In vendita i beni confiscati alle mafie, Cantone: «Bene, ma si proceda con rigore»

In vendita i beni confiscati alle mafie, Cantone: «Bene, ma si proceda con rigore»
di Leandro Del Gaudio
Domenica 23 Settembre 2018, 08:00
3 Minuti di Lettura
Definisce il tema della gestione dei beni confiscati alle mafie come «un argomento cruciale per la credibilità dello Stato». E apre al progetto di mettere in vendita (ma con procedure blindate dallo Stato) quelle ricchezze strappate in via definitiva a boss e gregari. Non si tira indietro Raffaele Cantone, presidente Anac, per anni impegnato da pm antimafia in quei complessi (e spesso tortuosi) procedimenti finalizzati a confiscare piccoli e grandi imperi mafiosi. In vista della ufficializzazione del pacchetto sicurezza di marca salviniana (da domani allo studio del Consiglio dei ministri), il presidente dell'Autorità anticorruzione ragiona con il Mattino su una questione decisiva per il futuro della lotta alle mafia.

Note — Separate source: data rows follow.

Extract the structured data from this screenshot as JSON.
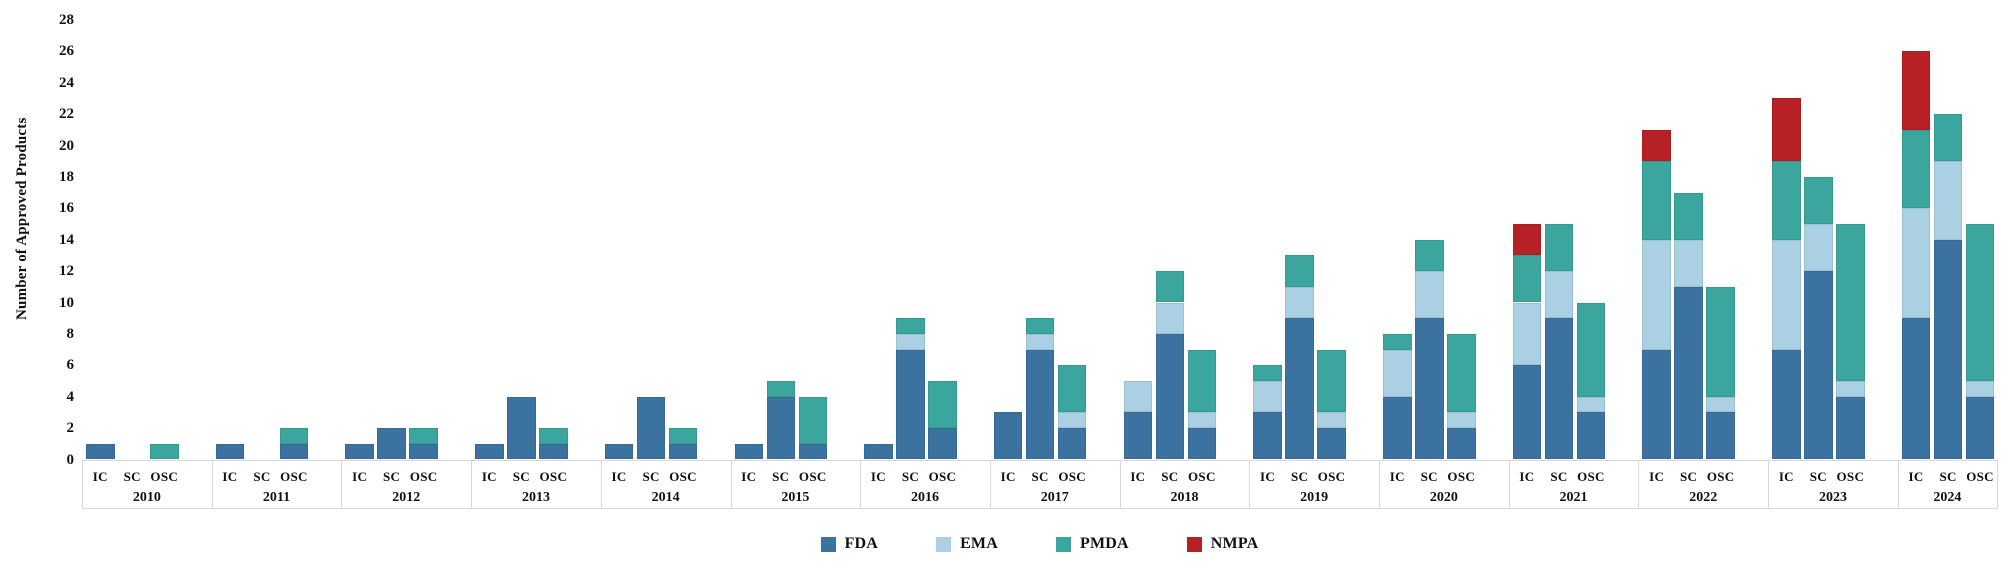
{
  "y_axis": {
    "title": "Number of Approved Products",
    "min": 0,
    "max": 28,
    "tick_step": 2,
    "tick_labels": [
      "0",
      "2",
      "4",
      "6",
      "8",
      "10",
      "12",
      "14",
      "16",
      "18",
      "20",
      "22",
      "24",
      "26",
      "28"
    ]
  },
  "legend": {
    "items": [
      {
        "label": "FDA",
        "color": "#3b72a0"
      },
      {
        "label": "EMA",
        "color": "#abd0e4"
      },
      {
        "label": "PMDA",
        "color": "#3aa69d"
      },
      {
        "label": "NMPA",
        "color": "#b72125"
      }
    ]
  },
  "chart_data": {
    "type": "bar",
    "stacked": true,
    "title": "",
    "xlabel": "",
    "ylabel": "Number of Approved Products",
    "ylim": [
      0,
      28
    ],
    "y_tick_step": 2,
    "grid": false,
    "legend_position": "bottom-center",
    "categories": [
      "2010",
      "2011",
      "2012",
      "2013",
      "2014",
      "2015",
      "2016",
      "2017",
      "2018",
      "2019",
      "2020",
      "2021",
      "2022",
      "2023",
      "2024"
    ],
    "subcategories": [
      "IC",
      "SC",
      "OSC"
    ],
    "series_order": [
      "FDA",
      "EMA",
      "PMDA",
      "NMPA"
    ],
    "series_colors": {
      "FDA": "#3b72a0",
      "EMA": "#abd0e4",
      "PMDA": "#3aa69d",
      "NMPA": "#b72125"
    },
    "values": [
      {
        "year": "2010",
        "IC": [
          1,
          0,
          0,
          0
        ],
        "SC": [
          0,
          0,
          0,
          0
        ],
        "OSC": [
          0,
          0,
          1,
          0
        ]
      },
      {
        "year": "2011",
        "IC": [
          1,
          0,
          0,
          0
        ],
        "SC": [
          0,
          0,
          0,
          0
        ],
        "OSC": [
          1,
          0,
          1,
          0
        ]
      },
      {
        "year": "2012",
        "IC": [
          1,
          0,
          0,
          0
        ],
        "SC": [
          2,
          0,
          0,
          0
        ],
        "OSC": [
          1,
          0,
          1,
          0
        ]
      },
      {
        "year": "2013",
        "IC": [
          1,
          0,
          0,
          0
        ],
        "SC": [
          4,
          0,
          0,
          0
        ],
        "OSC": [
          1,
          0,
          1,
          0
        ]
      },
      {
        "year": "2014",
        "IC": [
          1,
          0,
          0,
          0
        ],
        "SC": [
          4,
          0,
          0,
          0
        ],
        "OSC": [
          1,
          0,
          1,
          0
        ]
      },
      {
        "year": "2015",
        "IC": [
          1,
          0,
          0,
          0
        ],
        "SC": [
          4,
          0,
          1,
          0
        ],
        "OSC": [
          1,
          0,
          3,
          0
        ]
      },
      {
        "year": "2016",
        "IC": [
          1,
          0,
          0,
          0
        ],
        "SC": [
          7,
          1,
          1,
          0
        ],
        "OSC": [
          2,
          0,
          3,
          0
        ]
      },
      {
        "year": "2017",
        "IC": [
          3,
          0,
          0,
          0
        ],
        "SC": [
          7,
          1,
          1,
          0
        ],
        "OSC": [
          2,
          1,
          3,
          0
        ]
      },
      {
        "year": "2018",
        "IC": [
          3,
          2,
          0,
          0
        ],
        "SC": [
          8,
          2,
          2,
          0
        ],
        "OSC": [
          2,
          1,
          4,
          0
        ]
      },
      {
        "year": "2019",
        "IC": [
          3,
          2,
          1,
          0
        ],
        "SC": [
          9,
          2,
          2,
          0
        ],
        "OSC": [
          2,
          1,
          4,
          0
        ]
      },
      {
        "year": "2020",
        "IC": [
          4,
          3,
          1,
          0
        ],
        "SC": [
          9,
          3,
          2,
          0
        ],
        "OSC": [
          2,
          1,
          5,
          0
        ]
      },
      {
        "year": "2021",
        "IC": [
          6,
          4,
          3,
          2
        ],
        "SC": [
          9,
          3,
          3,
          0
        ],
        "OSC": [
          3,
          1,
          6,
          0
        ]
      },
      {
        "year": "2022",
        "IC": [
          7,
          7,
          5,
          2
        ],
        "SC": [
          11,
          3,
          3,
          0
        ],
        "OSC": [
          3,
          1,
          7,
          0
        ]
      },
      {
        "year": "2023",
        "IC": [
          7,
          7,
          5,
          4
        ],
        "SC": [
          12,
          3,
          3,
          0
        ],
        "OSC": [
          4,
          1,
          10,
          0
        ]
      },
      {
        "year": "2024",
        "IC": [
          9,
          7,
          5,
          5
        ],
        "SC": [
          14,
          5,
          3,
          0
        ],
        "OSC": [
          4,
          1,
          10,
          0
        ]
      }
    ]
  }
}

Presidente Cantone, secondo quanto sta trapelando, il nuovo decreto sulla sicurezza punta a garantire una svolta nella gestione dei beni confiscati: potranno essere venduti secondo logiche di mercato. Una possibile svolta, come la interpreta?
«È una soluzione che in linea di massima mi trova favorevole. Vede, in questi anni, tanti beni strappati alle cosche a prezzo di sacrifici enormi - sia delle forze di pg, sia ella magistratura - sono andati deperiti. Sono rimasti inutilizzati, finendo col diventare una sorta di boomerang anche sotto il profilo psicologico o culturale».
 
In che senso?

«Hanno rappresentato non un'occasione di sviluppo del territorio, sotto il profilo economico e sociale, ma una sconfitta per lo Stato. Troppe volte abbiamo constatato che la debolezza delle istituzioni, nella gestione di un bene sottratto a un mafioso, è un assist diretto in favore di chi punta a controllare il territorio da un punto di vista criminale».

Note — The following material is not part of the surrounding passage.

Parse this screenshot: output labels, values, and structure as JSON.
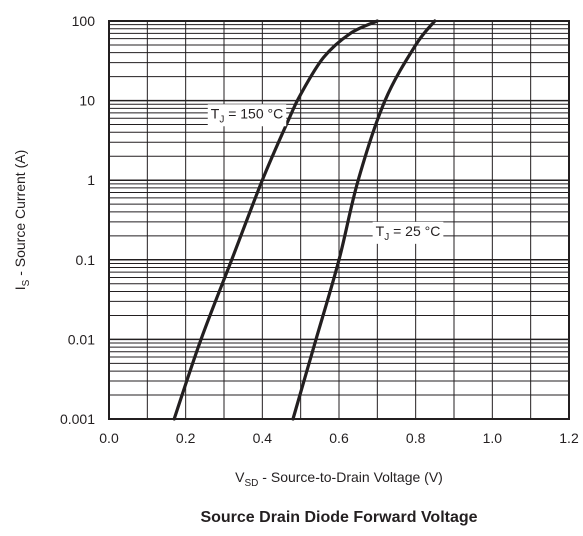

Eppure, c'è un intero fronte che storce il naso di fronte alla vendita dei beni strappati alle gang. C'è chi insiste sulla necessità di valorizzare la vocazione sociale di un bene confiscato a prescindere da logiche capitalistiche. Lei sul punto che risponde?
«Personalmente vorrei che tutti i beni confiscati venissero assegnati a coop di giovani meritevoli e mossi dal desiderio di rilanciare il territorio o di offrire un servizio (e un futuro) a tutta la popolazione. Purtroppo però non è stato sempre possibile realizzare esperienze positive in questo campo, per cui non escluderei la possibilità di mettere in vendita quei beni».

Passiamo allora alle criticità di una prospettiva del genere. Non crede che la vendita di un bene mafioso rischi di finire ad appannaggio di prestanome? Non crede che gli unici ad avere un interesse ad acquistare il bene (e a disporre anche della forza economica) siano gli stessi mafiosi mascherati a cui erano stati sequestrati i beni?
«Questa possibilità esiste ed è concreta. E va guardata con il massimo del rigore e dell'attenzione da parte di tutti i soggetti che entrano in gioco quando si parla di un bene confiscato. Guai abbassare la guardia o sottovalutare il problema».

Quindi?
«È ovvio che la vendita di un bene confiscato alla camorra non può avvenire con una semplice asta immobiliare o con un annuncio on line. È chiaro che si deve intervenire con una procedura rigorosa e garantita. In sintesi, lo Stato ha gli strumenti per monitorare offerte e interlocutori, oltre che prevedere la possibile traiettoria di un progetto che sulla carta risulta convincente e che invece potrebbe nascondere insidie».

Qual è lo status quo in materia di gestione dei beni?
«Non siamo all'anno zero. Esiste un'agenzia istituita nel 2010, grazie a un'intuizione valida almeno nelle premesse, che ha sottratto al Demanio il controllo dei patrimoni illeciti. L'agenzia però è rimasta sfornita di mezzi e risorse, tanto che è arrivato un recente potenziamento con il codice antimafia del 2017, che ha cercato di rilanciare questo strumento. Ma non basta, occorrono altri investimenti e altre strategie, magari intervenendo sulla razionalizzazione delle sedi. Non occorrono tanti sportelli, l'Agenzia deve essere uno strumento snello ed efficace, ricco delle competenze necessarie per affrontare procedure complesse, anche sotto il profilo amministrativo».

Da presidente Anac, reputa possibile estendere la norma per mettere in vendita i beni confiscati anche nei processi per corruzione?
«Restituire un bene confiscato al suo antico proprietario è sempre un atto di debolezza, ben venga la vendita anche in questo caso, sempre e comunque tramite procedure di controllo straordinarie e rigorose».